Even with medical facilities reeling from the coronavirus, there are still Tommy John surgeries taking place. Red Sox left-hander Chris Sale and Mets righty Noah Syndergaard have undergone the procedure in the past few days. However, famed orthopedist Dr. James Andrews, who’s known for performing the operation, has put a stop to it for the time being, Alex Speier of the Boston Globe relays. The Andrews Institute for Orthopaedics and Sports Medicine is located in Florida, where Gov. Ron DeSantis – as Speier writes – issued an executive order prohibiting “any medically unnecessary, non-urgent or non-emergency procedure or surgery which, if delayed, does not place a patient’s immediate health, safety or wellbeing at risk, or will, if delayed, not contribute to the worsening of a serious or life-threatening medical condition.” Syndergaard underwent TJS in the state last week, though he was not an Andrews patient.
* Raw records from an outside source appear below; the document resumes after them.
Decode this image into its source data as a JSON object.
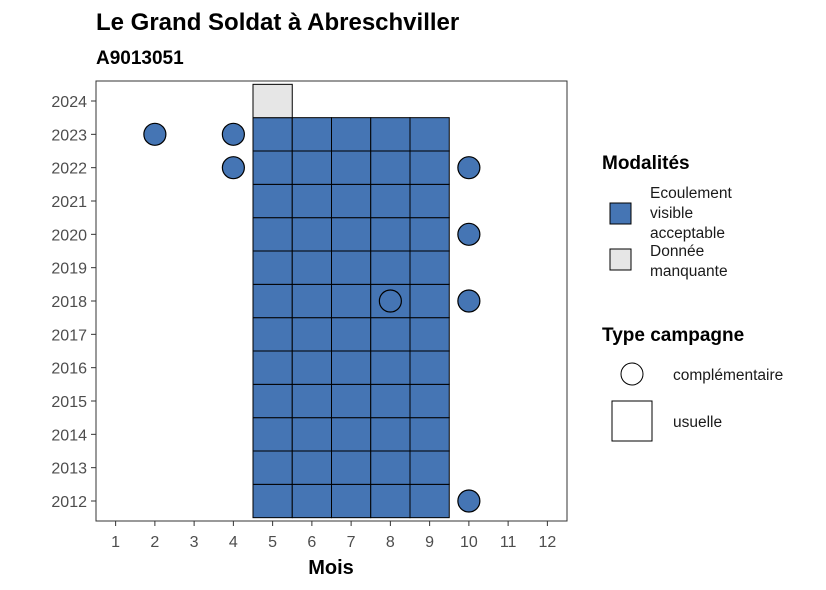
{
  "chart_data": {
    "type": "heatmap",
    "title": "Le Grand Soldat à Abreschviller",
    "subtitle": "A9013051",
    "xlabel": "Mois",
    "ylabel": "",
    "x_ticks": [
      1,
      2,
      3,
      4,
      5,
      6,
      7,
      8,
      9,
      10,
      11,
      12
    ],
    "y_ticks": [
      2012,
      2013,
      2014,
      2015,
      2016,
      2017,
      2018,
      2019,
      2020,
      2021,
      2022,
      2023,
      2024
    ],
    "xlim": [
      0.5,
      12.5
    ],
    "ylim": [
      2011.4,
      2024.6
    ],
    "grid": false,
    "legend_placement": "right",
    "colors": {
      "ecoulement": "#4575b4",
      "manquante": "#e6e6e6",
      "border": "#000000"
    },
    "legend_modalites": {
      "title": "Modalités",
      "items": [
        {
          "key": "ecoulement",
          "label_lines": [
            "Ecoulement",
            "visible",
            "acceptable"
          ]
        },
        {
          "key": "manquante",
          "label_lines": [
            "Donnée",
            "manquante"
          ]
        }
      ]
    },
    "legend_campagne": {
      "title": "Type campagne",
      "items": [
        {
          "shape": "circle",
          "label": "complémentaire"
        },
        {
          "shape": "square",
          "label": "usuelle"
        }
      ]
    },
    "tiles_usuelle": [
      {
        "month": 5,
        "year_from": 2012,
        "year_to": 2023,
        "modalite": "ecoulement"
      },
      {
        "month": 6,
        "year_from": 2012,
        "year_to": 2023,
        "modalite": "ecoulement"
      },
      {
        "month": 7,
        "year_from": 2012,
        "year_to": 2023,
        "modalite": "ecoulement"
      },
      {
        "month": 8,
        "year_from": 2012,
        "year_to": 2023,
        "modalite": "ecoulement"
      },
      {
        "month": 9,
        "year_from": 2012,
        "year_to": 2023,
        "modalite": "ecoulement"
      },
      {
        "month": 5,
        "year_from": 2024,
        "year_to": 2024,
        "modalite": "manquante"
      }
    ],
    "points_complementaire": [
      {
        "month": 2,
        "year": 2023,
        "modalite": "ecoulement"
      },
      {
        "month": 4,
        "year": 2023,
        "modalite": "ecoulement"
      },
      {
        "month": 4,
        "year": 2022,
        "modalite": "ecoulement"
      },
      {
        "month": 10,
        "year": 2022,
        "modalite": "ecoulement"
      },
      {
        "month": 10,
        "year": 2020,
        "modalite": "ecoulement"
      },
      {
        "month": 8,
        "year": 2018,
        "modalite": "ecoulement"
      },
      {
        "month": 10,
        "year": 2018,
        "modalite": "ecoulement"
      },
      {
        "month": 10,
        "year": 2012,
        "modalite": "ecoulement"
      }
    ]
  }
}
- It’s hard to believe, but Syndergaard could end up as a non-tender candidate next winter, as Buster Olney of ESPN observes. Syndergaard should be in line to make around $9.7MM next season (the same salary he’s slated for in 2020), but he’s going to miss a large portion of 2021 and, as Olney explains, teams may be in cost-cutting mode with revenues sure to decline because of the coronavirus. Those realities could lead to a non-tender or a trade for Syndergaard, so it’s possible he has already thrown his last pitch as a Met. Whether or not Syndergaard becomes a non-tender victim, one executive told Olney that there will likely be an increase in such cases next offseason. “I think you’ll see more non-tenders,” the exec said. “The guys with four-plus or five-plus [years of] service time.”
- Astros ace and reigning AL Cy Young winner Justin Verlander seems to be making progress in his recovery from the right groin surgery he underwent on March 17. General manager James Click told Brian McTaggart of MLB.com: “The last I heard, everything’s going great and he’s ready to get back out there as soon as he possibly can. I haven’t heard anything bad. As far as I know, he’s right on schedule and he’s recovering very well.” That’s reassuring for the Astros, who – if there is a season – will count on Verlander and Zack Greinke to carry a rotation that lost Gerrit Cole and Wade Miley in free agency.
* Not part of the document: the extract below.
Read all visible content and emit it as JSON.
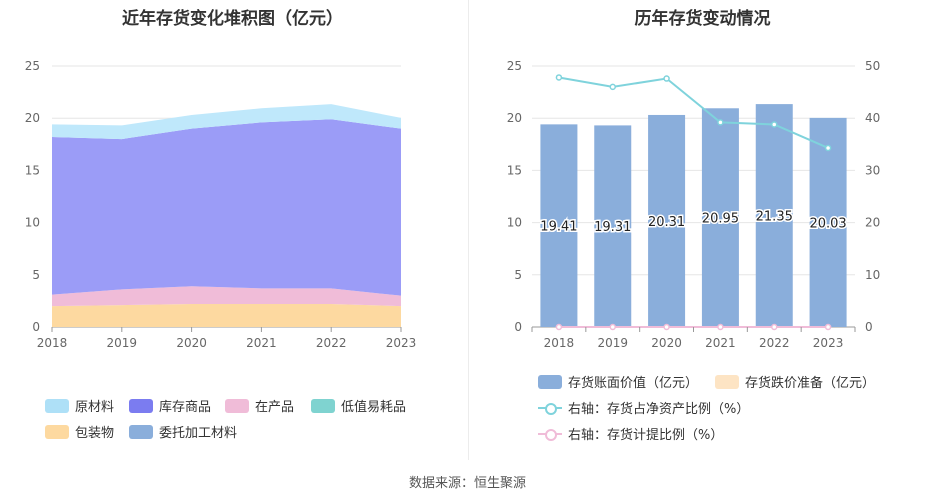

- The Yankees aren’t known for doling out contract extensions, but if they’re going to lock up one of their own for the long haul, shortstop Gleyber Torres is a logical candidate. The 23-year-old enjoyed an especially impressive campaign in 2019, and he’s now entering his final season of pre-arbitration. That said, the Yankees are unlikely to try to extend Torres until they see how he fares as a full-time shortstop, George A. King III of the New York Post writes. While Torres has mostly played second base since his career began in 2018, he spent the majority of last season at short because now-Phillie Didi Gregorius sat out for a couple months while recovering from Tommy John surgery. Torres didn’t garner awful grades there, for what it’s worth, finishing with minus-1 Defensive Runs Saved, a minus-2.1 Ultimate Zone Rating and minus-3 Outs Above Average. Regardless of how adept Torres is in the field, it seems he’s someone the Yankees should want around at set prices for the foreseeable future. Even if that’s the case, though, there’s a leaguewide freeze on extension talks at the moment.